Bloomberg reported that Coda listed assets of as much as $50 million and debt of as much as $100 million in the Chapter 11 filing. The company raised $320 million over the years from investors including Aeris Capital, Angeleno Group, New World Strategic Investment, Indus Capital and Och-Ziff Capital Management Group, Falcone’s Harbinger Capital Partners and Riverstone Holdings.
Coda shipped its first electric sedans in the spring of 2012, after many months of delays. Coda first aimed to launch the car back in late 2010, but then pushed that back to late 2011, and then early 2012. It’s not an uncommon story for an electric car startup. Fisker Automotive also took much longer than it had expected to deliver the first Karmas, and Tesla also faced delays over its first car the Roadster.
But sales of the Coda electric sedan never took off, and the company reportedly shipped less than 100 cars. The car cost $37,000 before the $7,500 U.S. tax credit, and had an official 88 mile range (the distance its batteries can go on a single charge) with a fuel mileage equivalent of 73 miles per gallon. Critics said the car’s design was dated, and the price too high to compete effectively with the Nissan LEAF.

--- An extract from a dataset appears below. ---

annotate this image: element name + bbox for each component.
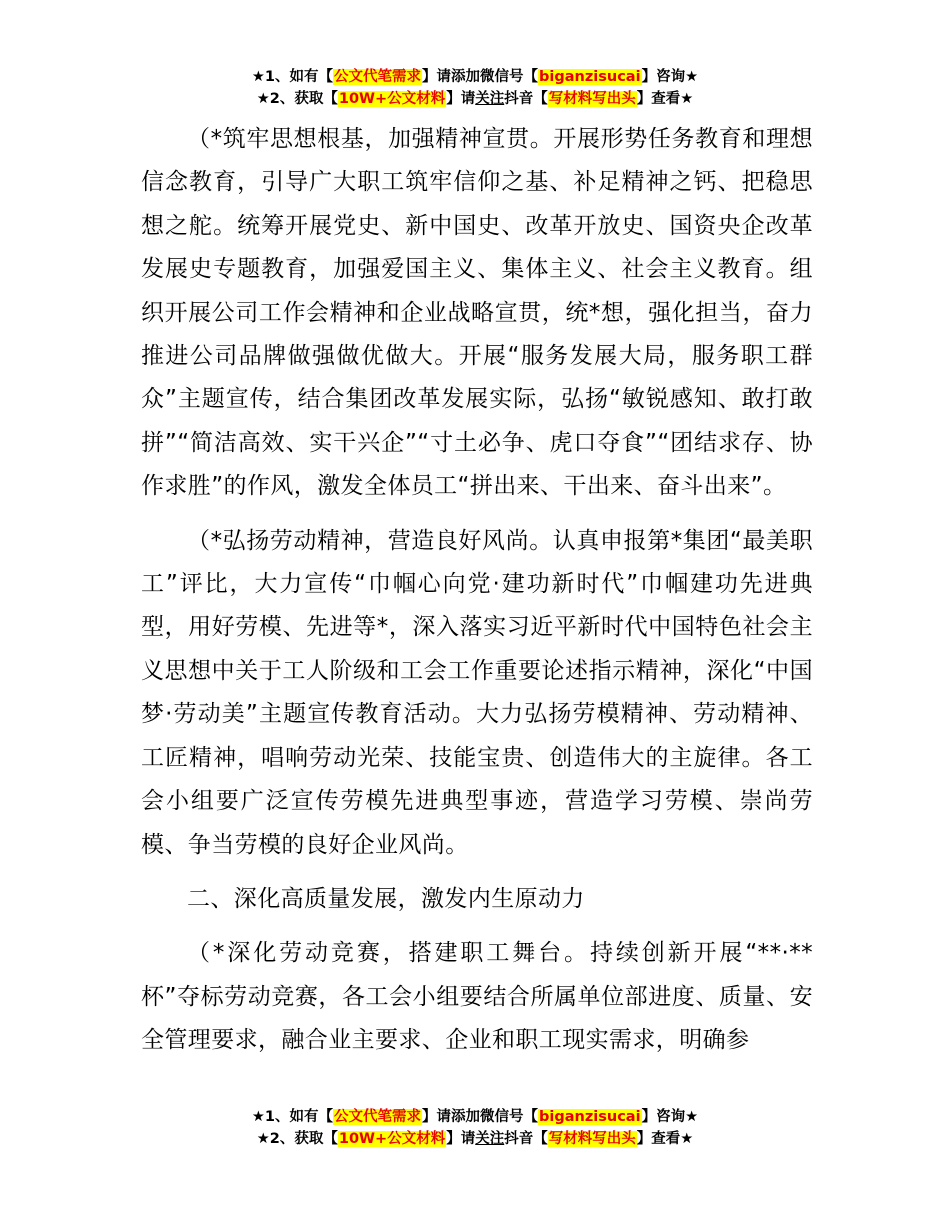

Coda launched its energy storage business last year and through that unit has been selling batteries and battery management systems to act as energy storage for the power grid. Coda’s battery technology is based around lithium iron phosphate batteries, and a good chunk of its intellectual property is around the cooling management system and software. The batteries are similar to the ones that it was using in its cars, and the main difference is that while the car batteries are flat, the grid batteries are organized in a tower, and 25 batteries grouped together creates 1 MWh worth of storage.
As I reported yesterday, Coda was starting to be buried in lawsuits. The company had a half dozen filed as of yesterday, including suits over unpaid bills and a class action lawsuit by a former employee.